Modern Blacksmithing Rational Horse Shoeing and Wagon Making

with rules, tables, recipes, etc., useful to manufactures, blacksmiths, machinists, well-drillers, engineers, liverymen, horse-shoers, farmers, wagon-makers, mechanics, amateurs and all others who have occasion to perform the work for which this book is primarily intended. by J.G. Homstrom 1901

How to Strike and Turn the Hot Iron


The smith should never turn the iron on the helper's blow, he should turn on his own blow, that is, never turn the iron so that the helper's blow will hit it first because he is not prepared for it and cannot strike with confidence, but the smith will not be bothered by turning the iron for himself as he knows when he turns and is prepared for it. The smith should strike the first blow in starting, or signal the helper where to strike, in case the smith cannot strike the first blow. The smith calls the helper by three blows on the anvil with his hammer, and when the smith wants the helper to cease striking he taps with the hammer twice on the anvil. The helper should strike the blow he has started when the smith signals him to stop. The helper should watch the time of the smith's "hammer; if fast, keep time with it, if " slow, keep time with it. The helper should strike where the smith strikes or over the center of the anvil. The helper should always lift the sledge high, in order to give the smith a chance to get in with the hammer.
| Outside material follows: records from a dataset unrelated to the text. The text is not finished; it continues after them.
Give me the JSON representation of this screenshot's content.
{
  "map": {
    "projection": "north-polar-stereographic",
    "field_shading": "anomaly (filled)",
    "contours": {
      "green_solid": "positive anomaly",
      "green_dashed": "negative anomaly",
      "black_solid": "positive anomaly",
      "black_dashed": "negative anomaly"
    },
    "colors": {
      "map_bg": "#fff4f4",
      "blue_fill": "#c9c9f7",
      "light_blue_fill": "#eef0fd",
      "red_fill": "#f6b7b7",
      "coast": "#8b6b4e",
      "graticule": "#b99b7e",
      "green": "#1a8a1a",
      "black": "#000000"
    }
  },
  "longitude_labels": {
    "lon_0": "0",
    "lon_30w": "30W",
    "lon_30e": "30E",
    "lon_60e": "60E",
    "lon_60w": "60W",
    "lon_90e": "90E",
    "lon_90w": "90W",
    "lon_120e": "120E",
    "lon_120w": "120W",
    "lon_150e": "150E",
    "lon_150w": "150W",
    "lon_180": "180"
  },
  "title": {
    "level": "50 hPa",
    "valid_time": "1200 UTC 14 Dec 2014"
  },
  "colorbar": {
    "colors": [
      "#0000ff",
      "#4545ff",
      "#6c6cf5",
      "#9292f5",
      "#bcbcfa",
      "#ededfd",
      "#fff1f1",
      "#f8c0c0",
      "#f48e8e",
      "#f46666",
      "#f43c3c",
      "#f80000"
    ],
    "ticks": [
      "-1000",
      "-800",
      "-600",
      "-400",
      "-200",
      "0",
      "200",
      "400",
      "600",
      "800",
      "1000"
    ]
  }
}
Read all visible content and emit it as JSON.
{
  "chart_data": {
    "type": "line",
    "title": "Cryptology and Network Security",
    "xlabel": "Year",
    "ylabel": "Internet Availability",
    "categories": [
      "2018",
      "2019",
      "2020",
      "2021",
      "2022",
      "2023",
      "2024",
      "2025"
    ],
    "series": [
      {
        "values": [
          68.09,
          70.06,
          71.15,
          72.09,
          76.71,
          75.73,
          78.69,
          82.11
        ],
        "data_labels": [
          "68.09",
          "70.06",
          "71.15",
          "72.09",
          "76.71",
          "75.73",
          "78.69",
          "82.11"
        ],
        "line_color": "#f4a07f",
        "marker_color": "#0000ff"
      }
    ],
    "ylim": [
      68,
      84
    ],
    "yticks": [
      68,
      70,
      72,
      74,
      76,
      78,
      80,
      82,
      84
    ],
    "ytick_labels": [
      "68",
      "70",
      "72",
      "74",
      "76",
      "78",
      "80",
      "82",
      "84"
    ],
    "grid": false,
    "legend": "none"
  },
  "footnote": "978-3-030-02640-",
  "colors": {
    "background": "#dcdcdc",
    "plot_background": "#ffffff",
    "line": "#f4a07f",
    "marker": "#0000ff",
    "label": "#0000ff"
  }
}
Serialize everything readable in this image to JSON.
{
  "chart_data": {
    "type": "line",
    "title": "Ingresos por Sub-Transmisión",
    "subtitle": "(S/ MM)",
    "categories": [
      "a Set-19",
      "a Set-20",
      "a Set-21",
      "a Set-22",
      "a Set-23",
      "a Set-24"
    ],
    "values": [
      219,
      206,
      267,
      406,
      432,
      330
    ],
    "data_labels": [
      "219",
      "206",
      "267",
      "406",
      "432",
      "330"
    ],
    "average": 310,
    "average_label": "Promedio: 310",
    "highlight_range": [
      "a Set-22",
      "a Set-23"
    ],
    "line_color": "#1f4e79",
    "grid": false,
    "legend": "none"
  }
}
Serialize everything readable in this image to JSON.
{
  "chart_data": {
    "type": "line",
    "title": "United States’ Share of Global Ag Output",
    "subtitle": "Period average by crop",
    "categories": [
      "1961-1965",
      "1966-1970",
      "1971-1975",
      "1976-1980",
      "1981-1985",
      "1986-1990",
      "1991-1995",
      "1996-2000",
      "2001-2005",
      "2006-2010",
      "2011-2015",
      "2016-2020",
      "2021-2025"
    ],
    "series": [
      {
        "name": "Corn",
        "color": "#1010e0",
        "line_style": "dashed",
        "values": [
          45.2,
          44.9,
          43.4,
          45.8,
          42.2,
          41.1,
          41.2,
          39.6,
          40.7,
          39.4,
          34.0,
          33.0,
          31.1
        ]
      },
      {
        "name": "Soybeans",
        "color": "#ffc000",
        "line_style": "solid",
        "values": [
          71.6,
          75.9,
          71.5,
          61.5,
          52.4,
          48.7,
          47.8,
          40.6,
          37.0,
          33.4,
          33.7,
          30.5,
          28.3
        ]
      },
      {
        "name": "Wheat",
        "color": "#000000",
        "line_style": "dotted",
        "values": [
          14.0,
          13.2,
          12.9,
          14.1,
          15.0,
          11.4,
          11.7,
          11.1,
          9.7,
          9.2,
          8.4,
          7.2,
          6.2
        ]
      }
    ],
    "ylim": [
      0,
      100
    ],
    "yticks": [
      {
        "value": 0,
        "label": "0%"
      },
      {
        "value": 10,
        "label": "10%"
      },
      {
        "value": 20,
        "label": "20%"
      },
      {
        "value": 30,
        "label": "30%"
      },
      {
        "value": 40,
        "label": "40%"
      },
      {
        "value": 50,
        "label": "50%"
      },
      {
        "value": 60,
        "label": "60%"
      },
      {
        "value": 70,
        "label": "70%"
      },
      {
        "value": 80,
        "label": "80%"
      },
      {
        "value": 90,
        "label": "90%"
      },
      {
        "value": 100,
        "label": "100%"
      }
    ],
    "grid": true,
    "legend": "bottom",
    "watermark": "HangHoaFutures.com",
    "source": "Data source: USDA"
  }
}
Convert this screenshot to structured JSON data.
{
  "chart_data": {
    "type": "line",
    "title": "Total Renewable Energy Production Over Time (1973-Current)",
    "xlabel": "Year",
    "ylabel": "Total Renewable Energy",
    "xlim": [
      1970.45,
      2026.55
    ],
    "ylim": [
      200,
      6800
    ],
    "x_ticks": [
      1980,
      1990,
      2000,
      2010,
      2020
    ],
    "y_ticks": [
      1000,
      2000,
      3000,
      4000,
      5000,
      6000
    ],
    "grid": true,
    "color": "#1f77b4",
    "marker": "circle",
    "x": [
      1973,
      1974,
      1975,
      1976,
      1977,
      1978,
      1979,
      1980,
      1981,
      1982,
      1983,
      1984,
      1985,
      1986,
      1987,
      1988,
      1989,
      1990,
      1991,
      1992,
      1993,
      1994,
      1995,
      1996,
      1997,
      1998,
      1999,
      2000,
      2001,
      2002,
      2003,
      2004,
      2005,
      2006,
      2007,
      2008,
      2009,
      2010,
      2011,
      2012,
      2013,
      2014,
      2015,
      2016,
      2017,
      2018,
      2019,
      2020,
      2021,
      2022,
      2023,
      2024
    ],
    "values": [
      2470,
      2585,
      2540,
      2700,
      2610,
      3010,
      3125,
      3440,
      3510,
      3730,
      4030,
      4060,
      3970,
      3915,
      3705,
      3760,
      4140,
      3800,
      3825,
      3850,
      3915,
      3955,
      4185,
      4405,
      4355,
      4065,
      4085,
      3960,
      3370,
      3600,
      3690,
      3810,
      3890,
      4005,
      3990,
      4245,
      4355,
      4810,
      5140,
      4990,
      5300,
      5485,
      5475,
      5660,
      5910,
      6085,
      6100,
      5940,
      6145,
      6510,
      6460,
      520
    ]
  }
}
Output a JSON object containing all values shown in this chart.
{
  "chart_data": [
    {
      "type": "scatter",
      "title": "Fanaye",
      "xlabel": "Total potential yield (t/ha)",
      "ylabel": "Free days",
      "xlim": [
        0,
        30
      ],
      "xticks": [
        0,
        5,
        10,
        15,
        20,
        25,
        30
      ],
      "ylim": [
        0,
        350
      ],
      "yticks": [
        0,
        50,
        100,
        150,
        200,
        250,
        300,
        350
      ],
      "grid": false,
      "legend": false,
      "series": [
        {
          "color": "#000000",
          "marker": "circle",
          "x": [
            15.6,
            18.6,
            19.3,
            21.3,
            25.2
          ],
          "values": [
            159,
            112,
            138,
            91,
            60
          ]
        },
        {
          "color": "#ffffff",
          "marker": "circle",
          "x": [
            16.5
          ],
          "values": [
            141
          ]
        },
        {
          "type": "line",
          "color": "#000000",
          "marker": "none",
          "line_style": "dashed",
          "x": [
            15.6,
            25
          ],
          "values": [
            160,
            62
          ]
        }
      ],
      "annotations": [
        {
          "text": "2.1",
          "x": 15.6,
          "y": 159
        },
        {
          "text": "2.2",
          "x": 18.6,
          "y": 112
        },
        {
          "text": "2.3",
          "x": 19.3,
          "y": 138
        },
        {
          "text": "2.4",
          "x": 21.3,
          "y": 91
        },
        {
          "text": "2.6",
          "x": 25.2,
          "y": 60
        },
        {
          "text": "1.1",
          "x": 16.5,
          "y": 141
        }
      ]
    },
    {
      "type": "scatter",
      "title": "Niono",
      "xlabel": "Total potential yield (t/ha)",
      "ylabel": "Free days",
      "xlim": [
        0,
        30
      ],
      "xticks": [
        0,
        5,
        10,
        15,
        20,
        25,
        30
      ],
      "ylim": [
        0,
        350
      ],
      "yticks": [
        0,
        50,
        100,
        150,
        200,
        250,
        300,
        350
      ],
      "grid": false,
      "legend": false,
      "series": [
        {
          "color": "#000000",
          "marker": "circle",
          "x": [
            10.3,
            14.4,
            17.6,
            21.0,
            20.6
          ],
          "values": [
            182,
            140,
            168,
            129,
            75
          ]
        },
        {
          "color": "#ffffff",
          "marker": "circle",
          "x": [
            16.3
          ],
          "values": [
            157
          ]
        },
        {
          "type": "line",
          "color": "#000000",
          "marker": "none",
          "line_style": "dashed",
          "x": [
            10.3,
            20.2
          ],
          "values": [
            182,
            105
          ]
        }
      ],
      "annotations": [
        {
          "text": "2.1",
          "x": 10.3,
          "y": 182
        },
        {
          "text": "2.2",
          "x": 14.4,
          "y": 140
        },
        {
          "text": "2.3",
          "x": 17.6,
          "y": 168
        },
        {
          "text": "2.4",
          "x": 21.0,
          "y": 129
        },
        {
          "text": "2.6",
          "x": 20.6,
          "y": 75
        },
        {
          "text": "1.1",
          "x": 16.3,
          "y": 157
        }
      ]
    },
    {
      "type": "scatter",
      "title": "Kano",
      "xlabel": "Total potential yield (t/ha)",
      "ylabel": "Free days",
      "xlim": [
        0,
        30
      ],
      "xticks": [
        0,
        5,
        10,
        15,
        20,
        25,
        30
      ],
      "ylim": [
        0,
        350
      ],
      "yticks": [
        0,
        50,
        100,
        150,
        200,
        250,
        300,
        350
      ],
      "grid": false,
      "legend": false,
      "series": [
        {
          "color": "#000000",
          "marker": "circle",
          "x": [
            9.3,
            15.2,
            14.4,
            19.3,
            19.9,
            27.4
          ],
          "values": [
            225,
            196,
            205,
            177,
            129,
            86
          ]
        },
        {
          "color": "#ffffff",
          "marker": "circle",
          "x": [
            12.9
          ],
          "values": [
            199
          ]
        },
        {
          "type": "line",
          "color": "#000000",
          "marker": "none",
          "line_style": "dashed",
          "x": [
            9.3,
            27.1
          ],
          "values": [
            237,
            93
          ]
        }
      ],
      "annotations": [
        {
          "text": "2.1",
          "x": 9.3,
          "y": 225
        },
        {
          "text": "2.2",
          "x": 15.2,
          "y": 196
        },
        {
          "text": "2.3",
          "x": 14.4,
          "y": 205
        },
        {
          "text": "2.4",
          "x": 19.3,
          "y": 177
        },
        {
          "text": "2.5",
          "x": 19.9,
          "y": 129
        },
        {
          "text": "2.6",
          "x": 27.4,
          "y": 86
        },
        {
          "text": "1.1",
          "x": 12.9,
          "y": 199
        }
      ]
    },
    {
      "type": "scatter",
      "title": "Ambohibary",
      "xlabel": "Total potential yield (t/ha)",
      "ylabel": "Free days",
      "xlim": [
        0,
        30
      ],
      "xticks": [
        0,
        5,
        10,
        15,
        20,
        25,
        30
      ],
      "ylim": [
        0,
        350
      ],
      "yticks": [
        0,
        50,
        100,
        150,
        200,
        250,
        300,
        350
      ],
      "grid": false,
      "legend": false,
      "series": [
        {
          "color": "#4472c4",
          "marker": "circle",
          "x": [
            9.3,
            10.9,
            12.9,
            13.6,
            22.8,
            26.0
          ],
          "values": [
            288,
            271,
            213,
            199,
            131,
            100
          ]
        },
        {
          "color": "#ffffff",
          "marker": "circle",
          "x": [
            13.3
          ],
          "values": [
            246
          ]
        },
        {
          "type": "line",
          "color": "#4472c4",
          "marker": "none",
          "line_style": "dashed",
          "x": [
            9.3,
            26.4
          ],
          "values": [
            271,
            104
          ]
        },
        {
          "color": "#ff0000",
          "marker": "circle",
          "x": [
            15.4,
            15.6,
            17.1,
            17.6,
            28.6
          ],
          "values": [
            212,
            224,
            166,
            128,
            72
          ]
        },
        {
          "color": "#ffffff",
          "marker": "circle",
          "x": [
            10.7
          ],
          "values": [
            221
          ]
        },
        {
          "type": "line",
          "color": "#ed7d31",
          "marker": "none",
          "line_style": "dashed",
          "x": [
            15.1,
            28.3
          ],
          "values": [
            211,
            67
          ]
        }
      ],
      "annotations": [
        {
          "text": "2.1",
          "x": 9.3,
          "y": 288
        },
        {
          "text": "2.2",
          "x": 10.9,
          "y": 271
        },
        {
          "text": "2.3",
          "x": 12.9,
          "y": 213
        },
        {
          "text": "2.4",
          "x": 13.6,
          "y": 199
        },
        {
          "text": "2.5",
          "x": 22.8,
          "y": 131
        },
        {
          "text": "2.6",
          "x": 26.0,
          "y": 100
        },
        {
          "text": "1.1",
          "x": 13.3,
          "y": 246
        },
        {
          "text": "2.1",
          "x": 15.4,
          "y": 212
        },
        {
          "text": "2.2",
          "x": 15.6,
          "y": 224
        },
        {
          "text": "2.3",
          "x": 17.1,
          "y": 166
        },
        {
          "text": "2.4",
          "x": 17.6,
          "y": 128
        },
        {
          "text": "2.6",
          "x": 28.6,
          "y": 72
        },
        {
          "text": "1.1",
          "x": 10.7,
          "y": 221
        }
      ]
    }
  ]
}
Blacksmiths Hitting Hot Iron


It is proper before we go any farther to say a few words about the fire. An old foreman in the blacksmith department of a factory told me once in a conversation we had about the fire that he had come to the conclusion that very few blacksmiths have learned how to make a good fire. It takes years of study and practice before the eye is able to discern a good fire from a bad one. A good fire must be a clear fire, the flame must be concentrated and of a white color. Even the nose must serve to decide a bad fire from a good one. A strong sulphur smell indicates a poor fire for welding. In order to get a good fire there must be, first, good coal; second, plenty of it. It is no use to pile a lot of coal on an old fire, full of cinders and slag. The fire-pot must be clean.

Many blacksmiths are too saving about the coal. They take a shovel of coal, drop it on the forge in the vicinity of the fire and sprinkle a handful of it in the fire once in a while. In such a case it is impossible to do good work and turn it out quick. Have a scoop shovel and put on one or two shovels at a time, the coal should be wet. Then pack it in the fire as hard together as you can. Sprinkle the fire with water when it begins to spread. In this way you get a hard fire. The flames are concentrated and give great heat. Saving coal is just like saving feed to a horse, or grub to your apprentice. Neither will give you a good day's work unless he has all he wants to eat. The fire, of course, should be in proportion to the work, but in every case should the fire be large enough to raise it up from the tuyer iron as much as possible. In a small fire the blast strikes directly on the iron and it begins to scale off; in a good fire these scales melt and make it sticky, while in a low and poor fire the scales blacken and fall off. This never happens if the fire is full of good coal and high up from the tuyer iron.